After you enable SCIM on a GitHub Enterprise Server instance, all user accounts are suspended. The built-in user account will continue to perform provisioning actions. After you grant a user access to your instance from your IdP, the IdP will communicate with the instance using SCIM to unsuspend the user's account.

  1. Create a built-in user account to perform provisioning actions on your instance. For more information, see "Allowing built-in authentication for users outside your provider."

  2. Promote the dedicated user account to an enterprise owner. For more information, see "Inviting people to manage your enterprise."

  3. Sign into your instance as the new enterprise owner.

  4. Create a personal access token (classic) with admin:enterprise scope. Do not specify an expiration date for the personal access token (classic). For more information, see "Managing your personal access tokens."

    Warning: Ensure that you don't specify an expiration date for the personal access token (classic). If you specify an expiration date, SCIM will no longer function after the expiration date passes.
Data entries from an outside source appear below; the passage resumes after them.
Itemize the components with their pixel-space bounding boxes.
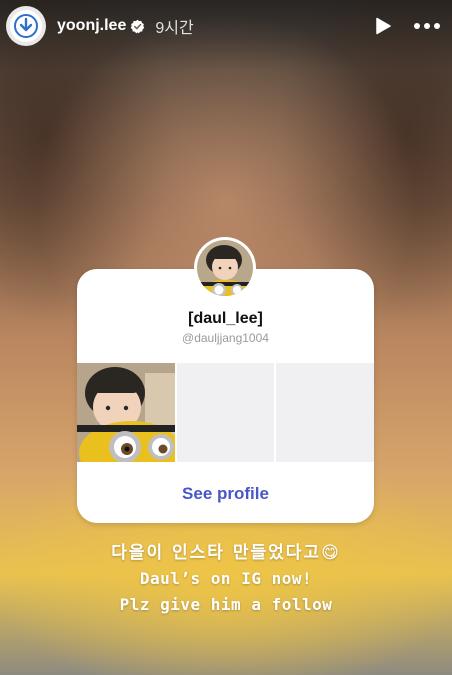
story-username[interactable]: yoonj.lee <box>57 17 126 35</box>
empty-post-slot <box>276 363 374 462</box>
profile-post-grid <box>77 363 374 462</box>
caption-line-2: Daul’s on IG now! <box>139 569 313 588</box>
story-timestamp: 9시간 <box>155 20 194 37</box>
profile-card-avatar[interactable] <box>194 237 256 299</box>
empty-post-slot <box>177 363 274 462</box>
post-thumbnail[interactable] <box>77 363 175 462</box>
play-icon[interactable] <box>370 13 396 39</box>
story-header: yoonj.lee 9시간 <box>6 6 442 46</box>
profile-card[interactable]: [daul_lee] @dauljjang1004 See profile <box>77 269 374 523</box>
caption-line-3: Plz give him a follow <box>119 595 333 614</box>
more-options-icon[interactable] <box>412 13 442 39</box>
story-avatar[interactable] <box>6 6 46 46</box>
story-caption: 다을이 인스타 만들었다고😋 Daul’s on IG now! Plz giv… <box>0 540 452 618</box>
profile-handle: @dauljjang1004 <box>182 331 269 345</box>
profile-display-name: [daul_lee] <box>188 310 263 327</box>
caption-line-korean: 다을이 인스타 만들었다고😋 <box>111 543 341 563</box>
see-profile-button[interactable]: See profile <box>77 484 374 504</box>
download-arrow-icon <box>10 10 42 42</box>
verified-badge-icon <box>130 19 145 34</box>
    Note: You'll need this personal access token to test the SCIM configuration, and to configure the application for SCIM on your IdP. Store the token securely in a password manager until you need the token again later in these instructions.
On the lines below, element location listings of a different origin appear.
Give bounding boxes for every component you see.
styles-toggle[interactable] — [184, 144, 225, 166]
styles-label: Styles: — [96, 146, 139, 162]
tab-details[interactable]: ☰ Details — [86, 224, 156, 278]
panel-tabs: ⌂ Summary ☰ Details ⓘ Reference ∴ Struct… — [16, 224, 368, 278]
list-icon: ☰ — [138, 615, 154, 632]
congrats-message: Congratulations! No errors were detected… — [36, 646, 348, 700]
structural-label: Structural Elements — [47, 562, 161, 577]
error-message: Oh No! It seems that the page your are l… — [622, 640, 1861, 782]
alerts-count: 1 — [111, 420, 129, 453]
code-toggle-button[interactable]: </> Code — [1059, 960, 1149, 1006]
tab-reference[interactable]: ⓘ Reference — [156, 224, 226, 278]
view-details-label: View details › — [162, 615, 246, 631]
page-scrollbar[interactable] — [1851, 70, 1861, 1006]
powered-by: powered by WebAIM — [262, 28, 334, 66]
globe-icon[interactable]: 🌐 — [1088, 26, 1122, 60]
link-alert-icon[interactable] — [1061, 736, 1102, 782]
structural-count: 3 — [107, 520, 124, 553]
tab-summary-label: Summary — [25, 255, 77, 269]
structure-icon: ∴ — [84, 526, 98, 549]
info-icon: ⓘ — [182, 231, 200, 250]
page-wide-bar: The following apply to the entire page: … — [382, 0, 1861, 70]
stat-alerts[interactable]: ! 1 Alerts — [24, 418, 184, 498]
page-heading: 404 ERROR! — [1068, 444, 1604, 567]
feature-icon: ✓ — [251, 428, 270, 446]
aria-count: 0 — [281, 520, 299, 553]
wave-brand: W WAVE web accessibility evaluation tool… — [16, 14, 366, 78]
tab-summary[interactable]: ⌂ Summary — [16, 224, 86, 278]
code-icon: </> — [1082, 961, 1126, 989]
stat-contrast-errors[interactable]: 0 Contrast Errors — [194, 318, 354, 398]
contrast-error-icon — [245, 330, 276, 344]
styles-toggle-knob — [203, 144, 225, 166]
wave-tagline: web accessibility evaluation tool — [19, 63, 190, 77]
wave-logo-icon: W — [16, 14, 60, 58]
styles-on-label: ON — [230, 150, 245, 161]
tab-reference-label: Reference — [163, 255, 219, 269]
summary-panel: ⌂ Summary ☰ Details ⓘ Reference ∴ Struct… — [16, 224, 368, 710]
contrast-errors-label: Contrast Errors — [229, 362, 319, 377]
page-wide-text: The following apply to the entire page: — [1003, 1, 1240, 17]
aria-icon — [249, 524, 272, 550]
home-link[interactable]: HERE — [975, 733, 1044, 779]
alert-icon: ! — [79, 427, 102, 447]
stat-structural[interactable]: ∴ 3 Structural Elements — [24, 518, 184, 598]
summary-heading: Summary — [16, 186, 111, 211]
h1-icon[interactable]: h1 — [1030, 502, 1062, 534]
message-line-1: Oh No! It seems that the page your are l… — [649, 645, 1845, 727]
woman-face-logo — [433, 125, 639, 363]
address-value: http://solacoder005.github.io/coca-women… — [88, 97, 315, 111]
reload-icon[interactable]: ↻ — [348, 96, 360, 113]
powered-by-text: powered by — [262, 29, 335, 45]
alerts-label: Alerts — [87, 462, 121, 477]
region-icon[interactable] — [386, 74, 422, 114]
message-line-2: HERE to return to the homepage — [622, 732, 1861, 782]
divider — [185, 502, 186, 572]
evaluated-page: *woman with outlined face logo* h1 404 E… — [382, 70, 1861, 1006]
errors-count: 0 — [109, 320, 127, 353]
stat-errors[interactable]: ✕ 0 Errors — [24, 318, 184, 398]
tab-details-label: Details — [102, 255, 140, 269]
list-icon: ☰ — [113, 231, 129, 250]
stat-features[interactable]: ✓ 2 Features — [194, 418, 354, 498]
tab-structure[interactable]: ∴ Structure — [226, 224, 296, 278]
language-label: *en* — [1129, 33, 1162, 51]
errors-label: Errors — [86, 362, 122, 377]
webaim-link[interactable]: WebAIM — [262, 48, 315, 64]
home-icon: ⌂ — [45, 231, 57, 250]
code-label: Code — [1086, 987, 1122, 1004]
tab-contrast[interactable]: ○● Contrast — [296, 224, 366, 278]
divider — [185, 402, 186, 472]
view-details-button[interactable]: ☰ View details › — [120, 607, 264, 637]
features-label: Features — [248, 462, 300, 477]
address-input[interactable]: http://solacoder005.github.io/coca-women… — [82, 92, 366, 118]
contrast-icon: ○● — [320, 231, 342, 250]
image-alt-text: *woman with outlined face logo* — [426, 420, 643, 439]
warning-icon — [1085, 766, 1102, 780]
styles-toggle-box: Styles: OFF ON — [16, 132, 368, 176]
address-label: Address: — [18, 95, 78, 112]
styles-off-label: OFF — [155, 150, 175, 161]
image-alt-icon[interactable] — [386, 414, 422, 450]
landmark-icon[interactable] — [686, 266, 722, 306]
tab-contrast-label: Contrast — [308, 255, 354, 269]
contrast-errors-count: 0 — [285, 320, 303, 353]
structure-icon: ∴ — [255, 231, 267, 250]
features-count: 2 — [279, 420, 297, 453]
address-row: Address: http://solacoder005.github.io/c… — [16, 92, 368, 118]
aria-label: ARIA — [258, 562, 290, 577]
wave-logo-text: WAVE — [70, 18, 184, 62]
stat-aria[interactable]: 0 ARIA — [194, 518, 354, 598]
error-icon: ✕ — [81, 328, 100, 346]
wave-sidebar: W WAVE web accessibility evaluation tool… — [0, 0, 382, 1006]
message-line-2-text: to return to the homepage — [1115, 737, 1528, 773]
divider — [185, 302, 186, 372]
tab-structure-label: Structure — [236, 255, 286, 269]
  5. SSH into your GitHub Enterprise Server instance. If your instance comprises multiple nodes, for example if high availability or geo-replication are configured, SSH into the primary node. If you use a cluster, you can SSH into any node. Replace HOSTNAME with the hostname for your instance, or the hostname or IP address of a node. For more information, see "Accessing the administrative shell (SSH)."

    Shell
    ssh -p 122 admin@HOSTNAME

  6. To enable SCIM, run the commands provided to you by your account manager on GitHub's Sales team.

  7. Wait for the configuration run to complete.

  8. To validate that SCIM is operational, run the following commands. Replace PAT FROM STEP 3 and YOUR INSTANCE'S HOSTNAME with actual values.

    $ GHES_PAT="PAT FROM STEP 3"
$ GHES_HOSTNAME="YOUR INSTANCE'S HOSTNAME"
$ curl --location --request GET 'https://$GHES_HOSTNAME/api/v3/scim/v2/Users' \
    --header 'Content-Type: application/scim' \
    --header 'Authorization: Bearer $GHES_PAT'

    The command should return an empty array.

  9. Configure user provisioning in the application for GitHub Enterprise Server on your IdP. To request documentation for a supported IdP, contact your account manager on GitHub's Sales team. If your IdP is unsupported, you must create the application and configure SCIM manually.